Nach einem Empfang mit militärischen Pomp, Kinderchor, Staatshymnen und als Zugabe den Radetzkymarsch, steht vor dem Staatsbankett die Unterzeichnung von elf bilateralen Verträgen und freundlichen Absichtserklärungen („Memorandum of understanding“) an.

Butterweiche Zusagen

Das von den Chinesen im Vorfeld dringend gewünschte Herzstück liegt nicht unterschriftsreif am Tisch: Peking drängte massiv darauf, dass sich Österreich in die Reihe jener Länder einreiht, die sich ohne Segen aus Brüssel mit China regelmäßig an einen Tisch setzen – im sogenannten 16+1 Klub. Elf östliche EU-Staaten, allen voran Ungarn, und fünf Länder des Balkans sind der nicht uneigennützigen Einladung bereits erlegen: China lockt am Weg zum Endausbau der Seidenstraße quer durch Europa mit großzügig finanzierten Projekten wie dem hochmodernen Bahnausbau zwischen Belgrad und Brüssel. Es baut damit nicht nur Überkapazitäten seiner Industrie ab, es schafft für finanziell klamme Staaten auch neue Abhängigkeiten.

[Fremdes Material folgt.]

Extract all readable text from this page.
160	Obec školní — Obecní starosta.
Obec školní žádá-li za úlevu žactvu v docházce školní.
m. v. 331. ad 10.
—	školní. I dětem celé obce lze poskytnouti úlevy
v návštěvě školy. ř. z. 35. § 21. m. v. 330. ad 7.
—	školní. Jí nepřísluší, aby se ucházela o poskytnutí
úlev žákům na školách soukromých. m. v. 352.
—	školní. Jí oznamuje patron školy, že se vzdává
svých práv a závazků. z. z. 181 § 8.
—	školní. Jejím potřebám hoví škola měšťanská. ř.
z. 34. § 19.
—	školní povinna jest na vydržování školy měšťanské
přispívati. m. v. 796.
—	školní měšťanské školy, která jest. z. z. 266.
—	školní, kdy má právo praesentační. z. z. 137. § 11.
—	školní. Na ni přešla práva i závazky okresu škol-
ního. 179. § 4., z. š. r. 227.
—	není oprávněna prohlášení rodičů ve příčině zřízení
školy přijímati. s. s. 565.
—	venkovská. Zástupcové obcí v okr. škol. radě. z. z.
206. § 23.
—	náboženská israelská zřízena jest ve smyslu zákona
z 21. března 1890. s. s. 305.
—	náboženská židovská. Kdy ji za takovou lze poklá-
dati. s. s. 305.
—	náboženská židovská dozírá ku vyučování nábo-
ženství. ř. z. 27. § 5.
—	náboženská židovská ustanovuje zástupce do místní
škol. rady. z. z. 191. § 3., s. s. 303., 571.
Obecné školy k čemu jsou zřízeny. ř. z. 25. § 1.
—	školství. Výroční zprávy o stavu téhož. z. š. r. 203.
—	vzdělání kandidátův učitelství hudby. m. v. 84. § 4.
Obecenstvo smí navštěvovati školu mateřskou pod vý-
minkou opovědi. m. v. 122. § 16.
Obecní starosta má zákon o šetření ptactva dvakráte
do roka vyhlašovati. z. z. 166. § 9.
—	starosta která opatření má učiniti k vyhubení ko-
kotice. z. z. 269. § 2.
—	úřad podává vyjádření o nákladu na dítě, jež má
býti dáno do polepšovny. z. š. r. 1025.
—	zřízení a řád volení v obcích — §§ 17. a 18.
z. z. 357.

Was romantisch als Beitrag zur Wiederbelebung der alten Seidenstraße verkauft wird, ist in Wahrheit ein Nadelstich zur Spaltung der EU. Die türkis-blaue Regierungsriege versucht mit einer butterweichen Absichtserklärung nicht zwischen die Fronten von Peking und Brüssel zu geraten. „Im Wissen der Bedeutung der Seidenstraßen-Initiative soll auf Basis bereits bestehender bilateraler Vereinbarungen die Kooperation fortgesetzt und gefördert werden.“ Zum von China dringend gewünschten nächsten Station der „Seidenstraße“ gibt es ein sehr österreichisches Jein: „Auch die Erweiterung der Bahnstrecke Belgrad-Budapest bis nach Wien (...) soll diskutiert werden.“

Erwarten und andeuten

Die Kardinalfrage, die hinter dem Lavieren steckt, ist offen: Bleibt die Seidenstraße eine Einbahn, auf der nur China seiner Vormachtstellung ausbauen kann? Van der Bellen und Kurz haben die hoch sensible Frage bei Xi Jinping angesprochen. „Wir erwarten uns eine Marktöffnung. Wir sind froh, dass angedeutet wurde, diese kommt schrittweise”, so der Kanzler.

Bilanz am Tag 2 der China-Visite: Eine größere Ausbeute wäre politisch auch von einer noch größeren Delegation eines Landes, das zweimal in jede größere chinesische Stadt passt, nicht zu erwarten.